Capítulo 75 - ... a hora, chega...
Em base marcial, Miya encarava o passado, o presente, e o futuro que a aguardava. A brisa que balançava os tecidos rasgados do kimono tornou-se um perigo exponencial.
Akemi e a noite estrelada viam-se cúmplices do confronto iminente onde uma ameaça invisível atacaria.
Durante brisas rasteiras e empoeiradas, ventos fortes porém distantes tremeram construções arruinadas. Foram testes, sondas de um predador que circulava sua presa até a verdadeira ofensiva.
Velozmente, uma ventania potente convergiu em contra-direção à jovem, subiu poucos metros acima, e iniciou a queda como um tsunami transparente prestes a mergulhar sobre o alvo.
Um ataque inevitável projetado para obliterar, mas Miya já o esperava. “Veja-o antes que venha…” A voz da mãe era uma memória distante com um ensinamento escolhido para aquele momento. “…toque-o antes que atinja… e conduza-o para onde não fere.”
A frase floresceu em prática.
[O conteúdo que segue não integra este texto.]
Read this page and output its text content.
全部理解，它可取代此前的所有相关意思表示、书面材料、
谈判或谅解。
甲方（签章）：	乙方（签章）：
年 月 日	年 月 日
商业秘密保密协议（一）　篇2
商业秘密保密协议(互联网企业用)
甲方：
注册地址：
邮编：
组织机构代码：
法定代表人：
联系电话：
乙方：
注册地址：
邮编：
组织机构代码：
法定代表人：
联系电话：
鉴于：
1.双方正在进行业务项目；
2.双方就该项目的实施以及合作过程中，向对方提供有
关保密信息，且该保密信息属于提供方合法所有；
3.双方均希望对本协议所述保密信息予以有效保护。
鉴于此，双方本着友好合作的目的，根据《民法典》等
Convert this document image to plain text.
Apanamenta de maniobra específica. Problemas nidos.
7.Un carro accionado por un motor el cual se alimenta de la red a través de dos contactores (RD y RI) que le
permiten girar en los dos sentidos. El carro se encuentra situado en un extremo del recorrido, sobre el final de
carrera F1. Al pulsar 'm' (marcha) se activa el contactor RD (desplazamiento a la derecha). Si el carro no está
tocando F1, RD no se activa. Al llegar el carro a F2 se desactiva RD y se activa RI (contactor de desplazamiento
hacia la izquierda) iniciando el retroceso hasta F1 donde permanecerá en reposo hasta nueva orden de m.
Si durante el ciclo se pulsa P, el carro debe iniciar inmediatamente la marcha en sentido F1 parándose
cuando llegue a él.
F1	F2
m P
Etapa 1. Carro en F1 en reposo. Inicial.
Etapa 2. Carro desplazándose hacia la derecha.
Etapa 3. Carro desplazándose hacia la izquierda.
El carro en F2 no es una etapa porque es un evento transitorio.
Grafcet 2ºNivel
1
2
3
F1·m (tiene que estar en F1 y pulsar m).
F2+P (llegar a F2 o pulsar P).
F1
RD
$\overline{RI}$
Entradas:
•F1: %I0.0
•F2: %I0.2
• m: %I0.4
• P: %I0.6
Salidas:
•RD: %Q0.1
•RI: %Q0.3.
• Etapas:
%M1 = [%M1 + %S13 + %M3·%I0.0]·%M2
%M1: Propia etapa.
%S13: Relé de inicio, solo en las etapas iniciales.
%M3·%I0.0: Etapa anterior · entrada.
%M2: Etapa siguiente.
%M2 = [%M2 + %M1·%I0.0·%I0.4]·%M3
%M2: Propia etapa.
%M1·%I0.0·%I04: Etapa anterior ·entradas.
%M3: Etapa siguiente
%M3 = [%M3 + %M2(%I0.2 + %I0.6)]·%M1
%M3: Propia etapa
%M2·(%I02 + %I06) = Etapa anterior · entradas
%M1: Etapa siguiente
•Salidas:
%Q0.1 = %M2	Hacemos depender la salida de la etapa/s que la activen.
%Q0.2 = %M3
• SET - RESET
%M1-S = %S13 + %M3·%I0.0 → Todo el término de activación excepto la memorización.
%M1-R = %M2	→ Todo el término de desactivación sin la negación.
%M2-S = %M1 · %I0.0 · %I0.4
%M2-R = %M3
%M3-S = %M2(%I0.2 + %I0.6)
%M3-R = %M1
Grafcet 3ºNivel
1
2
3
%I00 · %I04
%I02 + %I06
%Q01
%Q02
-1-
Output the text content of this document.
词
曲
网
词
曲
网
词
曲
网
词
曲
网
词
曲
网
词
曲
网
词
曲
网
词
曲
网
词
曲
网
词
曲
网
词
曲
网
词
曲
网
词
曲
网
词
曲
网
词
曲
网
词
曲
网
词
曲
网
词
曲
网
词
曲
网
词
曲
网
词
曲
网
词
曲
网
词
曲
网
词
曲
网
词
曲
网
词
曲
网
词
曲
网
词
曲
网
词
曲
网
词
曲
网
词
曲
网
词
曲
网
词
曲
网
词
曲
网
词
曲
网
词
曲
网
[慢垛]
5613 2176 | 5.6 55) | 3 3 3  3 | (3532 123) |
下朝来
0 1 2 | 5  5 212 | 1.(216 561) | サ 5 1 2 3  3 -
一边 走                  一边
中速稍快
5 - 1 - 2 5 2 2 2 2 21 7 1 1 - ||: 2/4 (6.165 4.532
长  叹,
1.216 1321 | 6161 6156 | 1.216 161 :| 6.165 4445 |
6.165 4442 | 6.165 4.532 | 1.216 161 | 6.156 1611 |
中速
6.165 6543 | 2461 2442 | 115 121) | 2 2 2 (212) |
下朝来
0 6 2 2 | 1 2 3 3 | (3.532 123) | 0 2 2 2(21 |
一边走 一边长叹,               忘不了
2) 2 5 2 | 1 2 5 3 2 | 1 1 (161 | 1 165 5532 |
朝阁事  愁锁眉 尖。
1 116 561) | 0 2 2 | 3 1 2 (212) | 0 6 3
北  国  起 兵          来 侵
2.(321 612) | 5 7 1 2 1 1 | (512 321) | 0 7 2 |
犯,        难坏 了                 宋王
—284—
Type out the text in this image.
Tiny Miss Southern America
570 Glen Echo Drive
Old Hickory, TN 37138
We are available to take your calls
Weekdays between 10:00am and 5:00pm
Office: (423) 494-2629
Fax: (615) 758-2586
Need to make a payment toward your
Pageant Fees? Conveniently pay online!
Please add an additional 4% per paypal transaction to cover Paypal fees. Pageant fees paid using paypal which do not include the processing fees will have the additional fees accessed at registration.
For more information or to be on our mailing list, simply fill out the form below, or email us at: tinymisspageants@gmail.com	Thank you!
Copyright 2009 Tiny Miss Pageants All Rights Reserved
Entre suaves gestos marciais finalizados com rigidez, garras prontas para desferir o poder de uma criatura mítica preparavam uma defesa em forma de ataque.
Quando o tsunami de vento despencou, labaredas rodearam a mão recuada, que se fechou em punho e lançou uma explosão flamejante, um sopro dracônico que colidia contra a avalanche aérea e travava um confronto de forças.
“Incrível…” Pela primeira vez, Akemi via o poder de Miya em ação. “Essas chamas conseguem conter o vento de Jin!?” Hipnotizado pelo calor que batia contra o rosto e arrepiava a pele, o rapaz sentia a eletricidade latejando nas veias, querendo sair e lutar junto; mas sabia que não era o momento. “Definitivamente não é uma luta pra mim. Melhor observar e aprender.”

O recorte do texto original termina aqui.